Выбрать главу

Мой племянник, здоровенный парень, интересующийся военной историей и уже достигший призывного возраста, довольно часто на мои неутешительные выводы о войне недоверчиво отвечает: «Да ладно, дядя Олег! Не может быть!»

Понять его можно.

Дело в том, что война предстает перед каждым народом в своей маске. Каждый народ она пытается убедить: «Именно вы хорошие и правые, а ваши враги плохие и несправедливые». А затем уже сами люди доводят эти маски до уровня государственной идеологии и патриотического воспитания. Если бы этого не было, то, наверное, войны были бы невозможны. Кто же будет сражаться с сознанием того, что его дело «плохое и несправедливое»?

Нет, именно враги всегда плохие, несправедливые и жестокие. И примеров тому не счесть в учебниках истории и в художественной литературе.

Взять хотя бы Отечественную войну 1812 г.: «Когда партизаны перебили передовых фуражиров, вступивших в деревню, подошедший отряд разослал погоню и всех схваченных, окунувши их в масло, сжег на костре, около которого неприятели грелись. Другой раз враги содрали кожу с живых мужиков только за то, что те оборонялись». (Так помянем русских мужиков, таких набожных, терпеливых и отходчивых, принявших мученическую смерть от рук завоевателей.)

Знакомая всем нам маска, правда? Но если заглянуть под нее, то можно увидеть и другие примеры, подтвержденные самими же русскими современниками, хотя и не слишком известные их потомкам: «В М… уезде ожесточение против неприятеля достигло такой степени, что изобретались самые мучительные казни: пленных ставили в ряды и по очереди рубили им головы, живых опускали в проруби и колодцы и т. п. Старшина, начальствовавший над партией в соседнем уезде, тоже был до того строг, что все выспрашивал, какою бы еще новою смертью наказывать ему французов, так как все известные роды смерти он уже перепробовал и они казались ему недостаточными…»

(Давайте вспомним сынов Лотарингии, Прованса и Нормандии, наследников Великой революции, о чьей веселости, храбрости и великодушии до сих пор ходят легенды, и представим их страшную гибель в снежной России.)

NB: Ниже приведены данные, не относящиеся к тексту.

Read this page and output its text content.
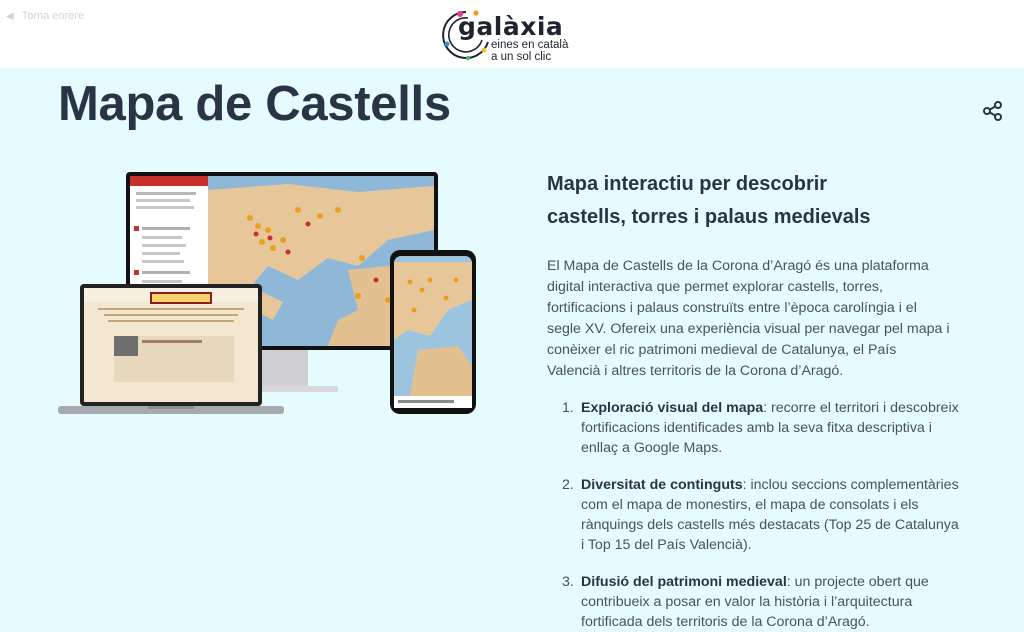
◀ Torna enrere	galàxia
eines en català
a un sol clic
Mapa de Castells
Mapa interactiu per descobrir
castells, torres i palaus medievals

El Mapa de Castells de la Corona d’Aragó és una plataforma digital interactiva que permet explorar castells, torres, fortificacions i palaus construïts entre l’època carolíngia i el segle XV. Ofereix una experiència visual per navegar pel mapa i conèixer el ric patrimoni medieval de Catalunya, el País Valencià i altres territoris de la Corona d’Aragó.

1. Exploració visual del mapa: recorre el territori i descobreix fortificacions identificades amb la seva fitxa descriptiva i enllaç a Google Maps.
2. Diversitat de continguts: inclou seccions complementàries com el mapa de monestirs, el mapa de consolats i els rànquings dels castells més destacats (Top 25 de Catalunya i Top 15 del País Valencià).
3. Difusió del patrimoni medieval: un projecte obert que contribueix a posar en valor la història i l’arquitectura fortificada dels territoris de la Corona d’Aragó.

Стыдно. Неловко. Невыгодно. «А чего мы? Они первыми начали! — скажем мы смущенно и как-то совсем по-детски. — Всем известно: кто с мечом к нам придет — от меча и погибнет, око за око, зуб за зуб. А еще у нас есть дубина народной войны. Царизм опять же с варварскими поступками невежественного крестьянства…»

Да, русские мужики не знали пощады. В кровавом угаре они творили такие злодеяния, которым могли позавидовать головорезы гиммлеровских «айнзатцкоманд». И при этом никакой чужеземный захватчик на них не нападал. Скорее, наоборот. Нападали мужики. На соплеменников. Единоверцев.

Во время пугачевского бунта 27 сентября 1773 г. мятежники взяли приступом деревянную крепостицу Татищева. «Начальники были захвачены. Билову отсекли голову. С Елагина, человека тучного, содрали кожу: злодеи вынули из него сало и мазали им свои раны (!). Жену его изрубили. Дочь их, накануне овдовевшая Харлова, приведена была к победителю, распоряжавшему казнию ее родителей. Пугачев поражен был ее красотою и взял несчастную к себе в наложницы. (…) Вдова майора Ведовского, бежавшая из Рассыпной, также находилась в Татищевой: ее удавили. Все офицеры были повешены. Несколько солдат и башкирцев выведены в поле и расстреляны картечью».

Бесконечные примеры подобных садистских расправ были собраны A.C. Пушкиным перед работой над повестью «Капитанская дочка».

Как говорится, без комментариев. Остается лишь растерянно пожать плечами и отмахнуться избитой фразой о русском бунте, «бессмысленном и беспощадном».

Но также поступала и регулярная армия.

18 июля 1702 году, во время Северной войны, генерал-фельдмаршал Б.П. Шереметев разбил отряд Шлиппенбаха при Гуммельсгофе. 30 000 русских обрушились на 7000 шведов и после упорной битвы почти полностью уничтожили их. Погибли 5500 шведских солдат и всего 300 сдалось в плен. «Русские после этой победы опустошили Ливонию с таким зверством, которое напоминало поступки их предков в этой же стране при Иване Грозном. Города и деревни сжигали дотла, опустошали поля, истребляли домашний скот, жителей уводили в плен, а иногда целыми толпами сжигали в ригах и сараях (!)».

Сам Шереметев писал Петру: «Послал я во все стороны пленить и жечь, не осталось целого ничего, все разорено и сожжено, и взяли твои ратные государевы люди в полон мужеска и женска пола и робят несколько тысяч… и чего не могли поднять, покололи и порубили».